2. Una red de conexión entre billeteras digitales e infraestructura física existente. Quizás sea el elemento más estratégico: Western Union posee una enorme red de agentes físicos — miles de puntos de servicio en todo el mundo. La idea es vincular estos puntos al universo de las billeteras digitales, creando así un puente entre el mundo cripto y el mundo real. Alguien en París podría enviar USDPT a un familiar en Senegal, quien los convertiría en franco CFA en efectivo en una agencia asociada.

3. Una “Stable Card”, una tarjeta de pago que permite a consumidores de todo el mundo gastar directamente sus stablecoins como lo harían con una tarjeta bancaria tradicional. Ya no será necesario convertir tus activos antes de comprar tu café de la mañana — al menos en teoría.

Un sector en plena ebullición

Western Union no está reinventando la rueda en el vacío. El mercado de stablecoins está en plena expansión: Tether (USDT) y USD Coin (USDC) ya dominan el sector con capitalizaciones que se cuentan en decenas de miles de millones de dólares. Gigantes como PayPal también han lanzado su propio stablecoin (PYUSD), y los grandes bancos estadounidenses están explorando activamente el terreno.
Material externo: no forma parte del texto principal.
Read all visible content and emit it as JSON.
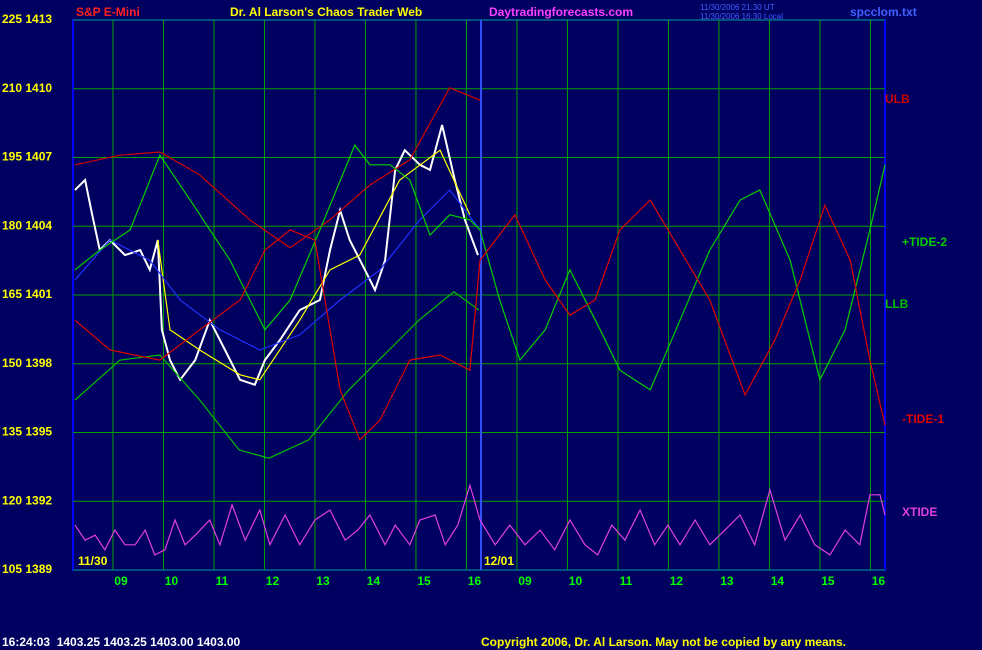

El contexto regulatorio también está evolucionando, especialmente en Estados Unidos, donde los legisladores trabajan en marcos legales específicos para stablecoins. Esta aclaración, esperada desde hace tiempo, podría abrir las puertas a muchos actores tradicionales que aún dudaban en dar el paso.

Para Western Union, entrar en la danza ahora significa intentar reconquistar territorio competitivo frente a fintechs como Wise o Remitly, que han capturado cuotas de mercado significativas ofreciendo transferencias más baratas y rápidas.

Perspectiva: ¿tradición e innovación, mismo combate?

Hay algo vertiginoso en ver a una empresa fundada en 1851 — sí, Western Union tiene más de 170 años — anunciar el lanzamiento de un stablecoin. Es un poco como si tu abuelo te mostrara que domina TikTok mejor que tú.

Pero más allá de la anécdota, esta iniciativa plantea preguntas importantes. Western Union posee lo que la mayoría de startups cripto no tienen: una infraestructura global, una marca reconocida en mercados emergentes, y relaciones regulatorias establecidas en decenas de países. Si la ejecución es la correcta, esta red podría convertirse en un apalancamiento poderoso para democratizar el acceso a activos digitales en regiones donde los servicios bancarios siguen siendo limitados.

El verdadero desafío no será técnico — ahora está al alcance de muchos actores — sino más bien humano y operacional: convencer a millones de usuarios acostumbrados al efectivo y las transferencias tradicionales de adoptar nuevas herramientas digitales. La Stable Card y la red de billeteras son apuestas sobre esta adopción masiva.

Hasta mayo para ver si Western Union logra hacer realidad esta transformación.

Este artículo no constituye asesoramiento de inversión.